Storia di violenti cataclismi e rinascite mitiche in una natura perduta, il romanzo (Nottetempo, 2015) racconta il tramonto della civiltà conosciuta attraverso gli occhi di Nina, orfanella dodicenne ed eroina montana cresciuta dai nonni nel borgo di Piedimulo, un microcosmo sopravvissuto alla rovinosa Sciagura di tre anni prima (che ha raso al suolo l’umanità) e separato dalla violenza del mondo grazie a una cavalcavia franato.

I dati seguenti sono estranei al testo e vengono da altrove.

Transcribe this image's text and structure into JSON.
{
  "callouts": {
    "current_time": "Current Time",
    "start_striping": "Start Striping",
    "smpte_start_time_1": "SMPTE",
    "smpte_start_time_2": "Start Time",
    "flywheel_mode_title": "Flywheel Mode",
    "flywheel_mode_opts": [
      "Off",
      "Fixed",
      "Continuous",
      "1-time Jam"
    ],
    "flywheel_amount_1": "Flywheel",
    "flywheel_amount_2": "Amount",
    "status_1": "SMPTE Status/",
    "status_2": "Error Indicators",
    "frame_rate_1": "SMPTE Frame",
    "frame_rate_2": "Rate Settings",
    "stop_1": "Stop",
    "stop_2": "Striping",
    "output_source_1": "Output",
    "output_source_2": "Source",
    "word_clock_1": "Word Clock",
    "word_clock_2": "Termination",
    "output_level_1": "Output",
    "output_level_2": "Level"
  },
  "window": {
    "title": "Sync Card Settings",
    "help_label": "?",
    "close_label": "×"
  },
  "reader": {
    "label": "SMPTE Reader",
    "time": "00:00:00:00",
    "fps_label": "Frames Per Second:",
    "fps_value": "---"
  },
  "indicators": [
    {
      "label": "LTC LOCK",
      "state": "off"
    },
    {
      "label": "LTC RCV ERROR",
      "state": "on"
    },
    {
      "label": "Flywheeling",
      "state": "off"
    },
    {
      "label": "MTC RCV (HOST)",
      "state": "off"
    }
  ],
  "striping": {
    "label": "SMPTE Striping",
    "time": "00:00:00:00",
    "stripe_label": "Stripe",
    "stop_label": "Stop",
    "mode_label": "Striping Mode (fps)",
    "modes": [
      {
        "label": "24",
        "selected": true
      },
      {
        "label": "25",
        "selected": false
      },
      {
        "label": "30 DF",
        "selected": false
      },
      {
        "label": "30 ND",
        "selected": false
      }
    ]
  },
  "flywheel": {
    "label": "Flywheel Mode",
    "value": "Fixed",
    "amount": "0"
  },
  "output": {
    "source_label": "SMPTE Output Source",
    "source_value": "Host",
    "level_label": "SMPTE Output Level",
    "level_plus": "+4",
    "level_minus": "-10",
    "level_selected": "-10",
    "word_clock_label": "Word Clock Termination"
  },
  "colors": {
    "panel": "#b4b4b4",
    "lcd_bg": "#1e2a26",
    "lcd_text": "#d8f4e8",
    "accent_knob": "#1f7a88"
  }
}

La giovane protagonista, che scruta nel cielo gli oscuri presagi di catastrofi nuove,  troverà nei luoghi di una natura tremenda e visionaria fatta di lupi e leggendari eroi, la strada per un’alba pacifica, libera da tagliagole e briganti di una modernità assassina che presto finirà per mettere a ferro e fuoco anche il suo di villaggio.

Gli sceneggiatori dell’annunciata pellicola (insieme a Pisu, Annapaola Fabbri, Tiziana Foschi e Pierpaolo De Mejo) danno voce alla disfatta tecnologica di un terzo millennio in paralisi, travolto da rovinose perturbazioni solari e bande di predoni a schiavizzarne i superstiti, lasciato nelle mani inesperte di una ragazzina speciale, la “Nina dei Lupi” profetica salvatrice di “un’epica tutta italiana”.

Un’ incursione nel primordiale che scava tra gli abissi di un’umanità sull’orlo della crisi e che per questo assomiglia alle cronache del nostro afflitto presente.